I've been IF for several years now (for whatever good it's done me!), sometimes very strictly and sometimes casually, and I've noticed no correlation whatsoever to my tinnitus. I do buy that anything that really reduces inflammation or anything like that could help, because my tinnitus is definitely correlated to ear congestion and sinus inflammation (but it's always there at some level no matter what).

Basically, my understanding is that the human body is, for basic evolutionary reasons, really efficient at dealing with glutamate.

Not al tinnitus is caused by the same process, and some nerve damage might be permanent.

My tinnitus was not caused by loud sounds and I have had it since I was a kid.

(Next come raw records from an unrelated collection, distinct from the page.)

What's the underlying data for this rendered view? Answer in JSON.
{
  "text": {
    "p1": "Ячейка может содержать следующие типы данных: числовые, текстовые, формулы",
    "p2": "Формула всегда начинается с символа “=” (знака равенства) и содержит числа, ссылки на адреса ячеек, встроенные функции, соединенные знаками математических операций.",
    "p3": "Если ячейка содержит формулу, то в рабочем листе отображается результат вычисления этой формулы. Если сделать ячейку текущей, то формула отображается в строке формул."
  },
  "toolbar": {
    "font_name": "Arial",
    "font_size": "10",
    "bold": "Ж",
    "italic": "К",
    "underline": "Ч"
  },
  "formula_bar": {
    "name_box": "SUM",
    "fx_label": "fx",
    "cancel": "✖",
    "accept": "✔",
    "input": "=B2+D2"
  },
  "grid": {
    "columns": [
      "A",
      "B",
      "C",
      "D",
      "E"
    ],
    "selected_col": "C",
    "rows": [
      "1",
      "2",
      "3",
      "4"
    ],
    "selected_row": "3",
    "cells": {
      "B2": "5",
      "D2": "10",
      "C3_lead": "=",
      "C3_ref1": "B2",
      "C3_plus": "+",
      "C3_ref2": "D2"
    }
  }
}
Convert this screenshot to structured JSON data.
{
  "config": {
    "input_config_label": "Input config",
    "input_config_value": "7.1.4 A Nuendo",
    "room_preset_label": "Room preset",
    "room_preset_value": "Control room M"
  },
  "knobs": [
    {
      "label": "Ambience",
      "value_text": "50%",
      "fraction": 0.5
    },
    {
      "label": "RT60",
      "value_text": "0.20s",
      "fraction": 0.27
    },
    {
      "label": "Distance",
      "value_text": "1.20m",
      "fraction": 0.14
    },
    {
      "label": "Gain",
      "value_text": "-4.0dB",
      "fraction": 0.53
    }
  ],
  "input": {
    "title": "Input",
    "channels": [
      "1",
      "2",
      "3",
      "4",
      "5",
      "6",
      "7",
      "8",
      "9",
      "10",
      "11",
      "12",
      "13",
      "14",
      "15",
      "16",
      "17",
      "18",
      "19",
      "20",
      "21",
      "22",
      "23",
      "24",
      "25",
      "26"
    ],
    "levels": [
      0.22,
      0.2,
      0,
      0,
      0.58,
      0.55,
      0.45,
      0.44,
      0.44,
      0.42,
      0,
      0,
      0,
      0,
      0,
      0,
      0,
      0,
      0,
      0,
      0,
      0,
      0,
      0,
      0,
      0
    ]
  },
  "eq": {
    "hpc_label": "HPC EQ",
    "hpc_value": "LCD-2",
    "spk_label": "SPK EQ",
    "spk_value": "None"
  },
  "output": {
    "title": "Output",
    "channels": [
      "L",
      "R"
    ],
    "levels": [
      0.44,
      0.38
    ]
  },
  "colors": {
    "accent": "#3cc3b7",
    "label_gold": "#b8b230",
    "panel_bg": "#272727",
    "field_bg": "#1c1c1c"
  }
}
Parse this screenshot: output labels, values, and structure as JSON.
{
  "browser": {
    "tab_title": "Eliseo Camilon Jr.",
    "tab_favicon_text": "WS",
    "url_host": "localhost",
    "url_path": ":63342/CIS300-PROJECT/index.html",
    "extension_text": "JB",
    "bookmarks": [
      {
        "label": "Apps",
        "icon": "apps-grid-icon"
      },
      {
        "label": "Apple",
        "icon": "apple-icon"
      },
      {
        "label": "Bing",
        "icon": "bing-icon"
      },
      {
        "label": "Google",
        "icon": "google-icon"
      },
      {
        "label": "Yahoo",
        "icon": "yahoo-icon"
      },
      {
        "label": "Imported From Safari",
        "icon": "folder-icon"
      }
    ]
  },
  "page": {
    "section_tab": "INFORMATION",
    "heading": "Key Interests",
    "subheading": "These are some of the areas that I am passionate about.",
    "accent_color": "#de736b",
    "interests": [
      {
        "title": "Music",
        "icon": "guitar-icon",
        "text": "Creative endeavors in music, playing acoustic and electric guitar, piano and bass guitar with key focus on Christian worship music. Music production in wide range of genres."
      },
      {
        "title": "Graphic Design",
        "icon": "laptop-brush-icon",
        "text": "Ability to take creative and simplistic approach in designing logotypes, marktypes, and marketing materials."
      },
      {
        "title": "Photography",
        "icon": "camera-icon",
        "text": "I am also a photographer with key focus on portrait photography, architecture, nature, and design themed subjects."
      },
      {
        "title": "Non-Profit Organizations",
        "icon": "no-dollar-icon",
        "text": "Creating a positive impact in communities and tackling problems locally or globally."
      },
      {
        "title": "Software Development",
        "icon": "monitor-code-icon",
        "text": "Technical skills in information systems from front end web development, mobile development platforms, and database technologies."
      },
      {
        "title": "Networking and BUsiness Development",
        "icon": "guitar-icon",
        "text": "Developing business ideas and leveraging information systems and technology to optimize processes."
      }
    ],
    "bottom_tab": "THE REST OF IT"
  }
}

My body is not "efficient" in dealing with glutamate, which is why I need klonopin and also why some people have seizures.

https://pubmed.ncbi.nlm.nih.gov/7970002/

I wish people will finally understand that we are not all the same genetically and it is a big deal.

Intermittent fasting will lower glutamate levels, as will getting calories from fats. This is why they give this diet to children withs seizures.

https://onlinelibrary.wiley.com/doi/abs/10.1002/jnr.20831

https://www.sciencedirect.com/science/article/abs/pii/S05315...

The first article is a rat study.

The second makes no mention of glutamates; rather, it's about ketogenic diets (a well-known strategy for managing epilepsy), which tend to be higher in glutamates (cheese, nuts, meats, &c). There's evidence that ketogenic diets alter brain metabolism of glutamate, but that's not the same thing as evidence that dietary intake of glutamates has an impact.

intermittent fasting lowers glutamate because it changes where the TCA cycle gets its energy, not because it reduces the metabolic rate.